開演前に、指揮の #鈴木雅明 によるトークがありました。欧州ツアー中に転倒して痛めた左腕をアームホルダーで固定した痛々しいお姿でしたが、それ以外はお元気そうで少し安堵。2024年は「ヨハネ受難曲」イヤーであり、それはバッハが最初にヨハネ受難曲を演奏した1724年から丁度300年であること。(そしてその年は、1524年にルターがドイツ語の讃美歌集を発行してから200年の記念の年で、なのでバッハはコラール・カンタータを連作したそう。)そこでBCJとしては、世の中よりも1年先取りして、翌1725年に改作して演奏された第2稿を採り上げた、とのことです。

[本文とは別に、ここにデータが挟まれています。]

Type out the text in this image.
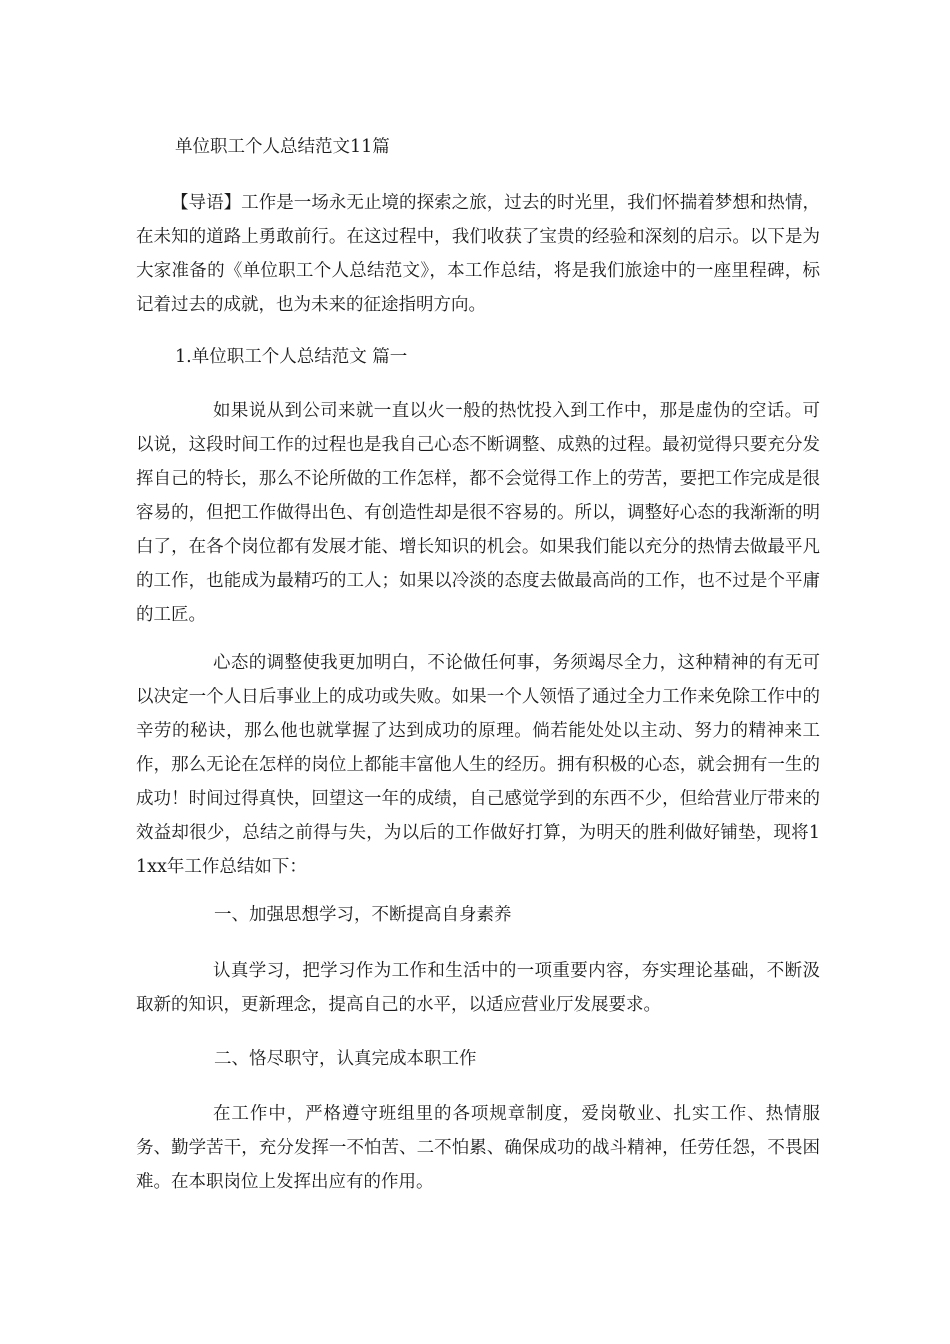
单位职工个人总结范文11篇

【导语】工作是一场永无止境的探索之旅，过去的时光里，我们怀揣着梦想和热情，在未知的道路上勇敢前行。在这过程中，我们收获了宝贵的经验和深刻的启示。以下是为大家准备的《单位职工个人总结范文》，本工作总结，将是我们旅途中的一座里程碑，标记着过去的成就，也为未来的征途指明方向。

1.单位职工个人总结范文 篇一

如果说从到公司来就一直以火一般的热忱投入到工作中，那是虚伪的空话。可以说，这段时间工作的过程也是我自己心态不断调整、成熟的过程。最初觉得只要充分发挥自己的特长，那么不论所做的工作怎样，都不会觉得工作上的劳苦，要把工作完成是很容易的，但把工作做得出色、有创造性却是很不容易的。所以，调整好心态的我渐渐的明白了，在各个岗位都有发展才能、增长知识的机会。如果我们能以充分的热情去做最平凡的工作，也能成为最精巧的工人；如果以冷淡的态度去做最高尚的工作，也不过是个平庸的工匠。

心态的调整使我更加明白，不论做任何事，务须竭尽全力，这种精神的有无可以决定一个人日后事业上的成功或失败。如果一个人领悟了通过全力工作来免除工作中的辛劳的秘诀，那么他也就掌握了达到成功的原理。倘若能处处以主动、努力的精神来工作，那么无论在怎样的岗位上都能丰富他人生的经历。拥有积极的心态，就会拥有一生的成功！时间过得真快，回望这一年的成绩，自己感觉学到的东西不少，但给营业厅带来的效益却很少，总结之前得与失，为以后的工作做好打算，为明天的胜利做好铺垫，现将11xx年工作总结如下：

一、加强思想学习，不断提高自身素养

认真学习，把学习作为工作和生活中的一项重要内容，夯实理论基础，不断汲取新的知识，更新理念，提高自己的水平，以适应营业厅发展要求。

二、恪尽职守，认真完成本职工作

在工作中，严格遵守班组里的各项规章制度，爱岗敬业、扎实工作、热情服务、勤学苦干，充分发挥一不怕苦、二不怕累、确保成功的战斗精神，任劳任怨，不畏困难。在本职岗位上发挥出应有的作用。
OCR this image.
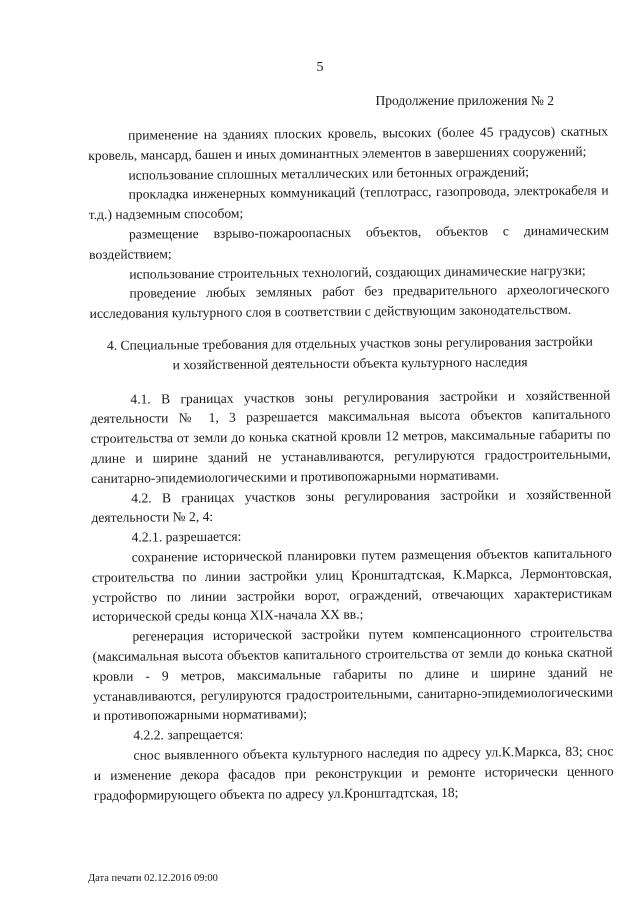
5
Продолжение приложения № 2

применение на зданиях плоских кровель, высоких (более 45 градусов) скатных кровель, мансард, башен и иных доминантных элементов в завершениях сооружений;

использование сплошных металлических или бетонных ограждений;

прокладка инженерных коммуникаций (теплотрасс, газопровода, электрокабеля и т.д.) надземным способом;

размещение взрыво-пожароопасных объектов, объектов с динамическим воздействием;

использование строительных технологий, создающих динамические нагрузки;

проведение любых земляных работ без предварительного археологического исследования культурного слоя в соответствии с действующим законодательством.

4. Специальные требования для отдельных участков зоны регулирования застройки и хозяйственной деятельности объекта культурного наследия

4.1. В границах участков зоны регулирования застройки и хозяйственной деятельности № 1, 3 разрешается максимальная высота объектов капитального строительства от земли до конька скатной кровли 12 метров, максимальные габариты по длине и ширине зданий не устанавливаются, регулируются градостроительными, санитарно-эпидемиологическими и противопожарными нормативами.

4.2. В границах участков зоны регулирования застройки и хозяйственной деятельности № 2, 4:

4.2.1. разрешается:

сохранение исторической планировки путем размещения объектов капитального строительства по линии застройки улиц Кронштадтская, К.Маркса, Лермонтовская, устройство по линии застройки ворот, ограждений, отвечающих характеристикам исторической среды конца XIX-начала XX вв.;

регенерация исторической застройки путем компенсационного строительства (максимальная высота объектов капитального строительства от земли до конька скатной кровли - 9 метров, максимальные габариты по длине и ширине зданий не устанавливаются, регулируются градостроительными, санитарно-эпидемиологическими и противопожарными нормативами);

4.2.2. запрещается:

снос выявленного объекта культурного наследия по адресу ул.К.Маркса, 83; снос и изменение декора фасадов при реконструкции и ремонте исторически ценного градоформирующего объекта по адресу ул.Кронштадтская, 18;

Дата печати 02.12.2016 09:00
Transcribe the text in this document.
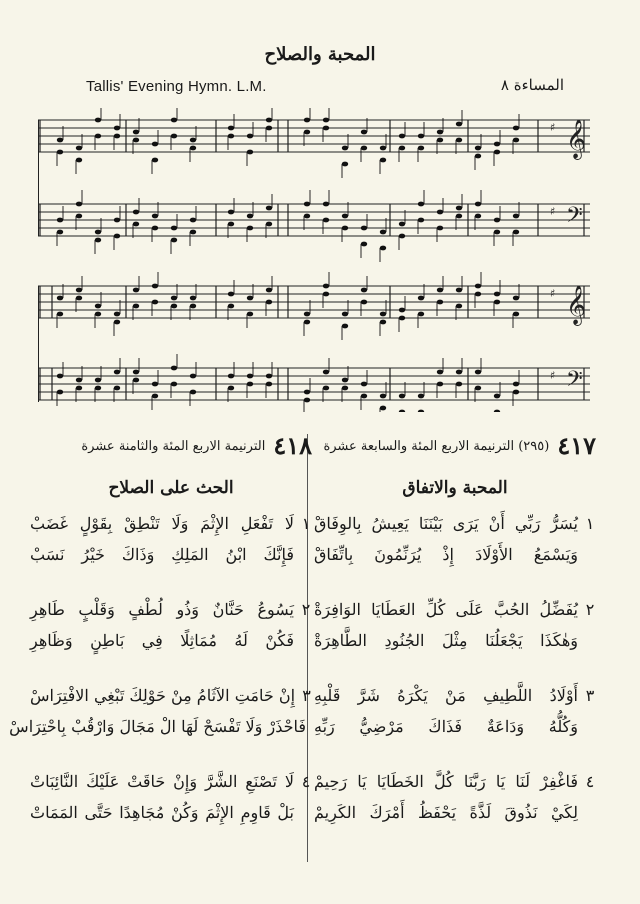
المحبة والصلاح
Tallis' Evening Hymn. L.M.	المساءة ٨
𝄞
♯
𝄢
♯
𝄞
♯
𝄢
♯
٤١٧
(٢٩٥) الترنيمة الاربع المئة والسابعة عشرة
المحبة والاتفاق
١
يُسَرُّ رَبِّي أَنْ يَرَى بَيْنَنَا يَعِيشُ بِالوِفَاقْ
وَيَسْمَعُ الأَوْلَادَ إِذْ يُرَنِّمُونَ بِاتِّفَاقْ
٢
يُفَضِّلُ الحُبَّ عَلَى كُلِّ العَطَايَا الوَافِرَةْ
وَهٰكَذَا يَجْعَلُنَا مِثْلَ الجُنُودِ الطَّاهِرَةْ
٣
أَوْلَادُ اللَّطِيفِ مَنْ يَكْرَهُ شَرَّ قَلْبِهِ
وَكُلُّهُ وَدَاعَةٌ فَذَاكَ مَرْضِيُّ رَبِّهِ
٤
فَاغْفِرْ لَنَا يَا رَبَّنَا كُلَّ الخَطَايَا يَا رَحِيمْ
لِكَيْ نَذُوقَ لَذَّةً يَحْفَظُ أَمْرَكَ الكَرِيمْ
٤١٨
الترنيمة الاربع المئة والثامنة عشرة
الحث على الصلاح
١
لَا تَفْعَلِ الإِثْمَ وَلَا تَنْطِقْ بِقَوْلٍ غَضَبْ
فَإِنَّكَ ابْنُ المَلِكِ وَذَاكَ خَيْرُ نَسَبْ
٢
يَسُوعُ حَنَّانٌ وَذُو لُطْفٍ وَقَلْبٍ طَاهِرِ
فَكُنْ لَهُ مُمَاثِلًا فِي بَاطِنٍ وَظَاهِرِ
٣
إِنْ حَامَتِ الآثَامُ مِنْ حَوْلِكَ تَبْغِي الافْتِرَاسْ
فَاحْذَرْ وَلَا تَفْسَحْ لَهَا الْ مَجَالَ وَارْقُبْ بِاحْتِرَاسْ
٤
لَا تَصْنَعِ الشَّرَّ وَإِنْ حَاقَتْ عَلَيْكَ النَّائِبَاتْ
بَلْ قَاوِمِ الإِثْمَ وَكُنْ مُجَاهِدًا حَتَّى المَمَاتْ
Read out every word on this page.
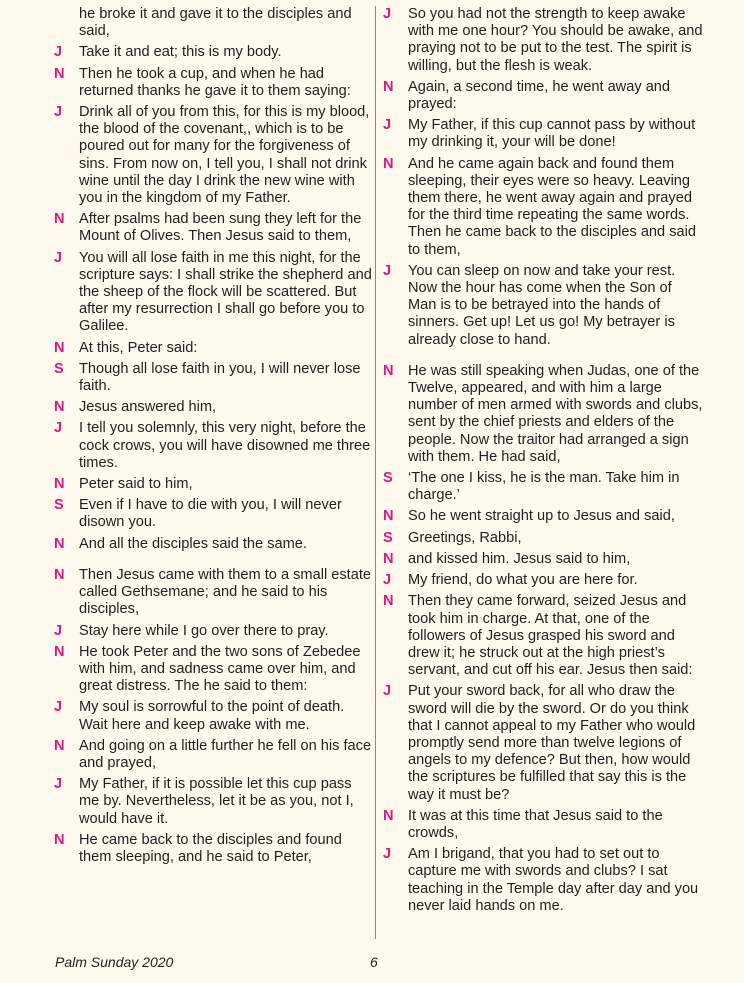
he broke it and gave it to the disciples and said,
J	Take it and eat; this is my body.
N Then he took a cup, and when he had returned thanks he gave it to them saying:
J	Drink all of you from this, for this is my blood, the blood of the covenant,, which is to be poured out for many for the forgiveness of sins. From now on, I tell you, I shall not drink wine until the day I drink the new wine with you in the kingdom of my Father.
N After psalms had been sung they left for the Mount of Olives. Then Jesus said to them,
J	You will all lose faith in me this night, for the scripture says: I shall strike the shepherd and the sheep of the flock will be scattered. But after my resurrection I shall go before you to Galilee.
N At this, Peter said:
S	Though all lose faith in you, I will never lose faith.
N Jesus answered him,
J	I tell you solemnly, this very night, before the cock crows, you will have disowned me three times.
N Peter said to him,
S	Even if I have to die with you, I will never disown you.
N And all the disciples said the same.
N Then Jesus came with them to a small estate called Gethsemane; and he said to his disciples,
J	Stay here while I go over there to pray.
N He took Peter and the two sons of Zebedee with him, and sadness came over him, and great distress. The he said to them:
J	My soul is sorrowful to the point of death. Wait here and keep awake with me.
N And going on a little further he fell on his face and prayed,
J	My Father, if it is possible let this cup pass me by. Nevertheless, let it be as you, not I, would have it.
N He came back to the disciples and found them sleeping, and he said to Peter,
J	So you had not the strength to keep awake with me one hour? You should be awake, and praying not to be put to the test. The spirit is willing, but the flesh is weak.
N Again, a second time, he went away and prayed:
J	My Father, if this cup cannot pass by without my drinking it, your will be done!
N And he came again back and found them sleeping, their eyes were so heavy. Leaving them there, he went away again and prayed for the third time repeating the same words. Then he came back to the disciples and said to them,
J	You can sleep on now and take your rest. Now the hour has come when the Son of Man is to be betrayed into the hands of sinners. Get up! Let us go! My betrayer is already close to hand.
N He was still speaking when Judas, one of the Twelve, appeared, and with him a large number of men armed with swords and clubs, sent by the chief priests and elders of the people. Now the traitor had arranged a sign with them. He had said,
S	‘The one I kiss, he is the man. Take him in charge.’
N So he went straight up to Jesus and said,
S	Greetings, Rabbi,
N and kissed him. Jesus said to him,
J	My friend, do what you are here for.
N Then they came forward, seized Jesus and took him in charge. At that, one of the followers of Jesus grasped his sword and drew it; he struck out at the high priest’s servant, and cut off his ear. Jesus then said:
J	Put your sword back, for all who draw the sword will die by the sword. Or do you think that I cannot appeal to my Father who would promptly send more than twelve legions of angels to my defence? But then, how would the scriptures be fulfilled that say this is the way it must be?
N It was at this time that Jesus said to the crowds,
J	Am I brigand, that you had to set out to capture me with swords and clubs? I sat teaching in the Temple day after day and you never laid hands on me.
Palm Sunday 2020	6
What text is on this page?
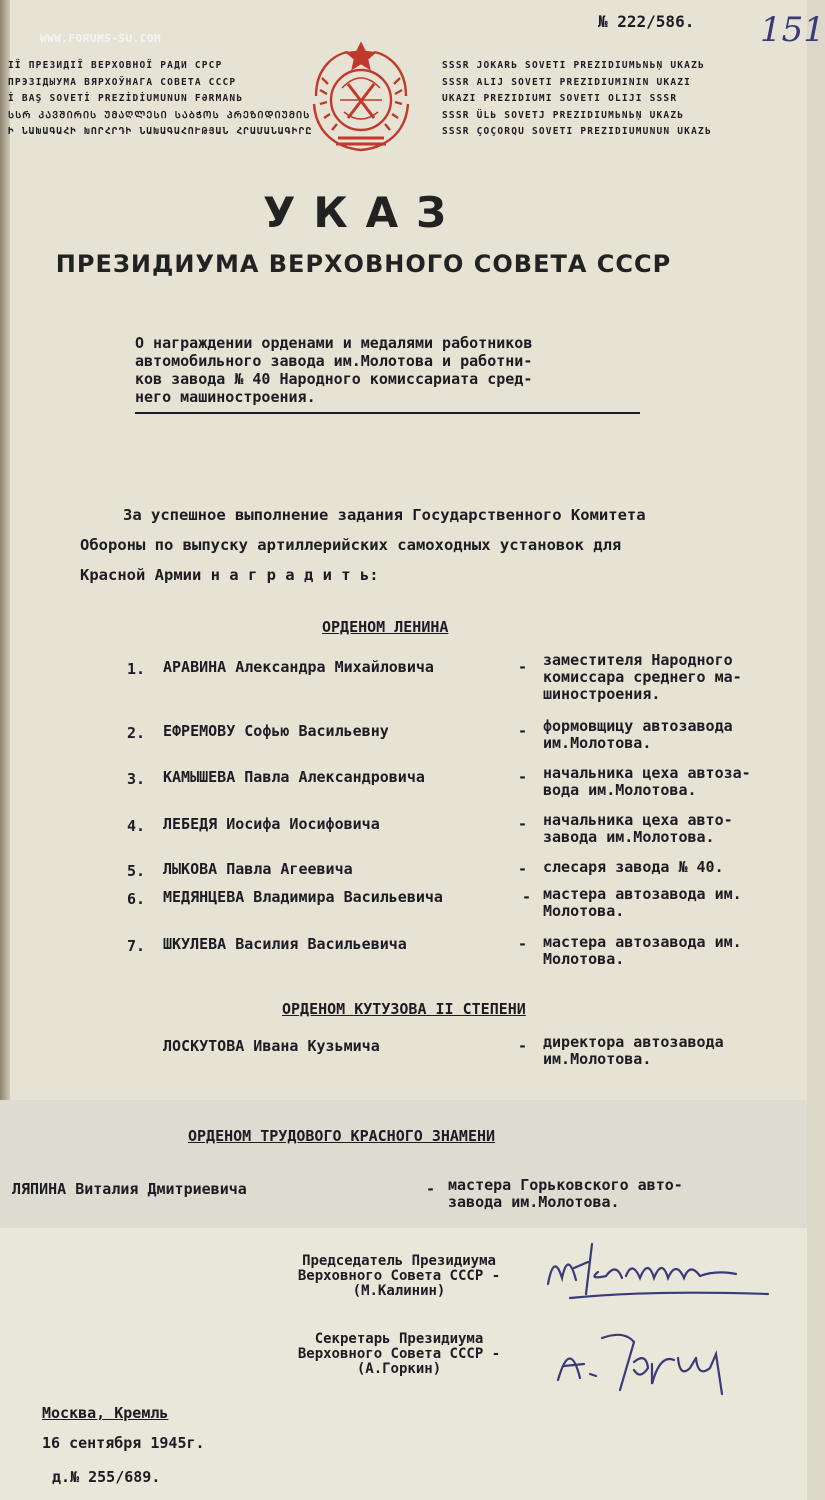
WWW.FORUMS-SU.COM
№ 222/586. 151
ІЇ ПРЕЗИДІЇ ВЕРХОВНОЇ РАДИ СРСР
ПРЭЗІДЫУМА ВЯРХОЎНАГА СОВЕТА СССР
İ BAŞ SOVETİ PREZİDİUMUNUN FƏRMANЬ
ᲡᲡᲠ ᲙᲐᲕᲨᲘᲠᲘᲡ ᲣᲛᲐᲦᲚᲔᲡᲘ ᲡᲐᲑᲭᲝᲡ ᲞᲠᲔᲖᲘᲓᲘᲣᲛᲘᲡ
Ի ՆԱԽԱԳԱՀԻ ԽՈՐՀՐԴԻ ՆԱԽԱԳԱՀՈՒԹՅԱՆ ՀՐԱՄԱՆԱԳԻՐԸ
SSSR JOKARЬ SOVETI PREZIDIUMЬNЬŅ UKAZЬ
SSSR ALIJ SOVETI PREZIDIUMININ UKAZI
UKAZI PREZIDIUMI SOVETI OLIJI SSSR
SSSR ÜLЬ SOVETJ PREZIDIUMЬNЬŅ UKAZЬ
SSSR ÇOÇORQU SOVETI PREZIDIUMUNUN UKAZЬ
УКАЗ
ПРЕЗИДИУМА ВЕРХОВНОГО СОВЕТА СССР
О награждении орденами и медалями работников
автомобильного завода им.Молотова и работни-
ков завода № 40 Народного комиссариата сред-
него машиностроения.
За успешное выполнение задания Государственного Комитета
Обороны по выпуску артиллерийских самоходных установок для
Красной Армии н а г р а д и т ь:
ОРДЕНОМ ЛЕНИНА
1. АРАВИНА Александра Михайловича	- заместителя Народного
комиссара среднего ма-
шиностроения.
2. ЕФРЕМОВУ Софью Васильевну	- формовщицу автозавода
им.Молотова.
3. КАМЫШЕВА Павла Александровича	- начальника цеха автоза-
вода им.Молотова.
4. ЛЕБЕДЯ Иосифа Иосифовича	- начальника цеха авто-
завода им.Молотова.
5. ЛЫКОВА Павла Агеевича	- слесаря завода № 40.
6. МЕДЯНЦЕВА Владимира Васильевича	- мастера автозавода им.
Молотова.
7. ШКУЛЕВА Василия Васильевича	- мастера автозавода им.
Молотова.
ОРДЕНОМ КУТУЗОВА II СТЕПЕНИ
ЛОСКУТОВА Ивана Кузьмича	- директора автозавода
им.Молотова.
ОРДЕНОМ ТРУДОВОГО КРАСНОГО ЗНАМЕНИ
ЛЯПИНА Виталия Дмитриевича	- мастера Горьковского авто-
завода им.Молотова.
Председатель Президиума
Верховного Совета СССР -
(М.Калинин)
Секретарь Президиума
Верховного Совета СССР -
(А.Горкин)
Москва, Кремль
16 сентября 1945г.
д.№ 255/689.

第2稿は、大半は初稿と同じではあるものの、冒頭合唱(個人的に好きで好きでたまらない曲)も終曲(あまりにも美しいコラール)も差し替えられており、他にも数曲のアリア(何れも劇的な表情の曲)の追加・差し替えされていたので、所々で新鮮でした。

演奏は、最初の頃はいつもよりやや抑え気味のように感じたのですが、徐々に白熱の度合いが増しながら、圧倒的なドラマに聞き手を飲み込んで行きました。イエスの最後の言葉 Es ist vollbracht (成し遂げられた)のアルトのアリアなど、#久保法之(カウンターテナー)の悲痛な歌に、#福澤宏 のヴィオラ・ダ・ガンバによる哀切極まりない旋律も相俟って、感極まって胸にこみ上げて来るものを抑え切れませんでした。

#吉田志門 (テノール: エヴァンゲリスト)は、福音史家が憑依したかのような表情に豊んだ歌い語りで、実に見事なもの。#クリスティアンイムラー(バス: イエス)は、威厳を感じさせる歌声。#ハナブラシコヴァ(ソプラノ)、久保法之(前述)、#加耒徹(バス: ピラト/ペテロ)等の独唱者は勿論、合唱も器楽も極上に素晴らしい演奏でした。

「ヨハネ受難曲」は私にとって、今までの人生の中で出会ったありとあらゆる音楽の中で、最も好きな曲であり続けています。通常演奏される第4稿の方が断然好みではあるものの、大幅に変更されているこの第2稿でも圧倒的な満足感を得られました。